Nonlinearity modulation in a mode-localized mass sensor based on electrostatically coupled resonators under primary and superharmonic resonances

Abstract

A general model of a mode-localized mass sensor incorporating two weakly coupled clamped-clamped microbeams under electrostatic excitation is presented, and a reduced-order model considering quadratic and cubic nonlinearities is established. The multiple time scales method is used to solve the dynamic characteristics of the coupled resonators under primary resonance, simultaneous superharmonic and primary excitations, and one-third superharmonic resonance respectively, and to analyze the contribution of each harmonic excitation term. It is shown that the sensor can display softening, hardening, and linear behaviors by tuning the overall nonlinear coefficient in three different excitation scenarios. Furthermore, the conditions for restoring linear behavior with the highest possible amplitude without any hysteresis under different excitations are obtained.

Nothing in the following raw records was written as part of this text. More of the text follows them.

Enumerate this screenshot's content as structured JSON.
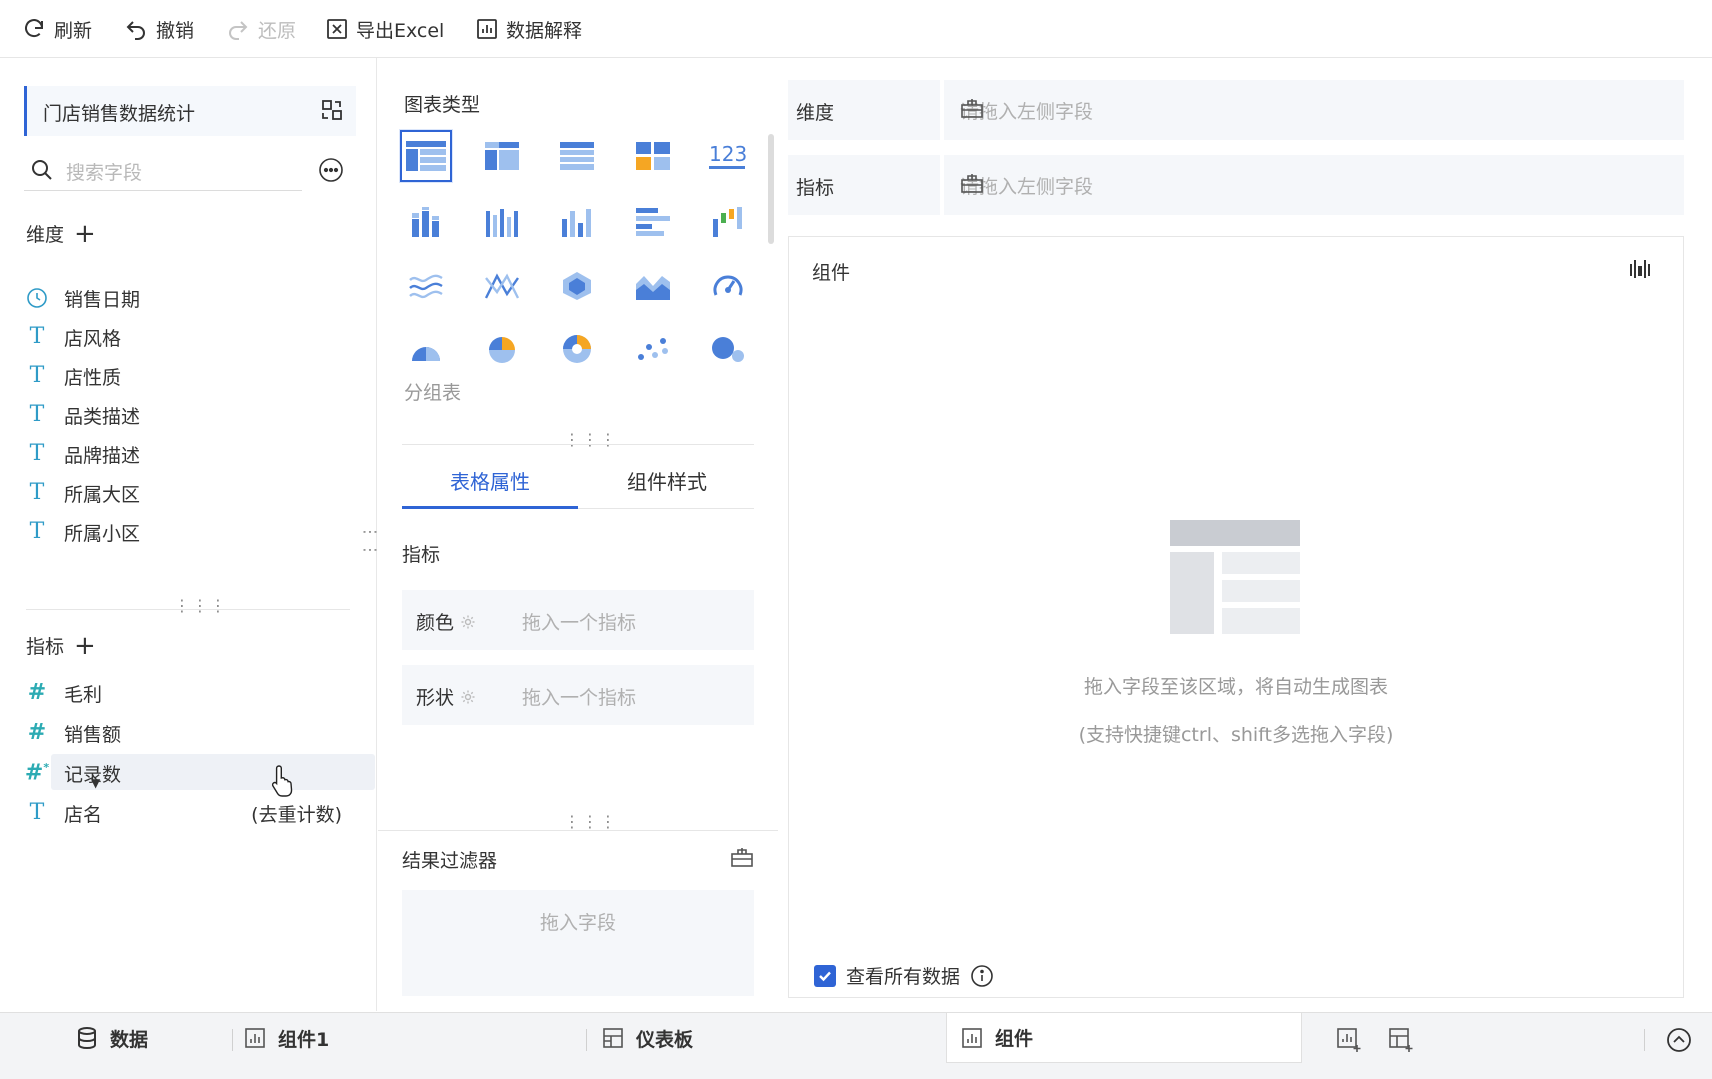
{
  "toolbar": {
    "refresh": "刷新",
    "undo": "撤销",
    "redo": "还原",
    "export": "导出Excel",
    "explain": "数据解释"
  },
  "left": {
    "dataset": "门店销售数据统计",
    "search_placeholder": "搜索字段",
    "dim_title": "维度",
    "dimensions": [
      {
        "label": "销售日期",
        "type": "date"
      },
      {
        "label": "店风格",
        "type": "text"
      },
      {
        "label": "店性质",
        "type": "text"
      },
      {
        "label": "品类描述",
        "type": "text"
      },
      {
        "label": "品牌描述",
        "type": "text"
      },
      {
        "label": "所属大区",
        "type": "text"
      },
      {
        "label": "所属小区",
        "type": "text"
      }
    ],
    "metric_title": "指标",
    "metrics": [
      {
        "label": "毛利",
        "type": "number"
      },
      {
        "label": "销售额",
        "type": "number"
      },
      {
        "label": "记录数",
        "type": "number-star"
      },
      {
        "label": "店名",
        "type": "text",
        "note": "(去重计数)"
      }
    ]
  },
  "middle": {
    "chart_types_title": "图表类型",
    "selected_chart_name": "分组表",
    "tabs": [
      "表格属性",
      "组件样式"
    ],
    "metric_label": "指标",
    "props": [
      {
        "label": "颜色",
        "placeholder": "拖入一个指标"
      },
      {
        "label": "形状",
        "placeholder": "拖入一个指标"
      }
    ],
    "filter_title": "结果过滤器",
    "filter_placeholder": "拖入字段"
  },
  "right": {
    "dimension_label": "维度",
    "dimension_placeholder": "请拖入左侧字段",
    "metric_label": "指标",
    "metric_placeholder": "请拖入左侧字段",
    "canvas_title": "组件",
    "empty_line1": "拖入字段至该区域，将自动生成图表",
    "empty_line2": "(支持快捷键ctrl、shift多选拖入字段)",
    "show_all_label": "查看所有数据",
    "show_all_checked": true
  },
  "bottom": {
    "data_tab": "数据",
    "widget1_tab": "组件1",
    "dashboard_tab": "仪表板",
    "component_tab": "组件"
  },
  "colors": {
    "accent": "#2f64d5",
    "icon_blue": "#4a7fd8",
    "icon_light": "#9ec0ee",
    "field_teal": "#2cabb3"
  }
}
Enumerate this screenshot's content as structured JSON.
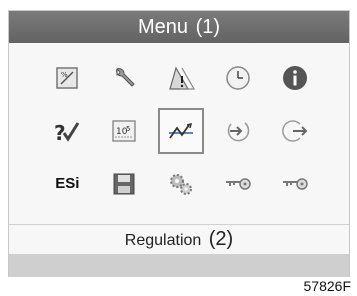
{
  "header": {
    "title": "Menu",
    "callout": "(1)"
  },
  "menu_icons": [
    [
      "scale-icon",
      "wrench-icon",
      "warning-icon",
      "clock-icon",
      "info-icon"
    ],
    [
      "check-icon",
      "counters-icon",
      "regulation-icon",
      "enter-icon",
      "exit-icon"
    ],
    [
      "esi-icon",
      "save-icon",
      "gears-icon",
      "key-icon",
      "key-icon"
    ]
  ],
  "menu_text": {
    "esi": "ESi"
  },
  "selected": {
    "row": 1,
    "col": 2
  },
  "status": {
    "label": "Regulation",
    "callout": "(2)"
  },
  "figure_id": "57826F",
  "colors": {
    "title_bar": "#6e6e6e",
    "accent_blue": "#3a5aa8",
    "bottom_bar": "#cfcfcf"
  }
}
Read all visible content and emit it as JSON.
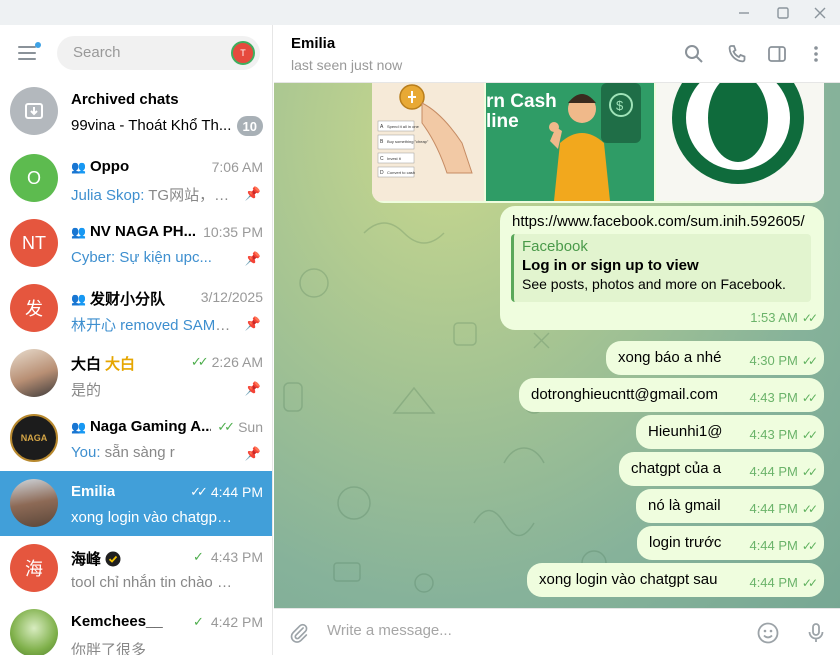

Finally, the mass sensitivities represented by the relative shift of amplitude ratio are calculated for all the resulting dynamic behaviors. The results show that the sensitivity is highest, for the hardening behavior in the in-phase mode and for the softening behavior in the out-of-phase mode. Interestingly, the sensitivities of the linear behavior obtained by nonlinearity modulation are the same for the two vibration modes, which is improve the output stability. Consequently, the sensor resolution can be significantly enhanced below the pull-in instability, while avoiding noise mixing.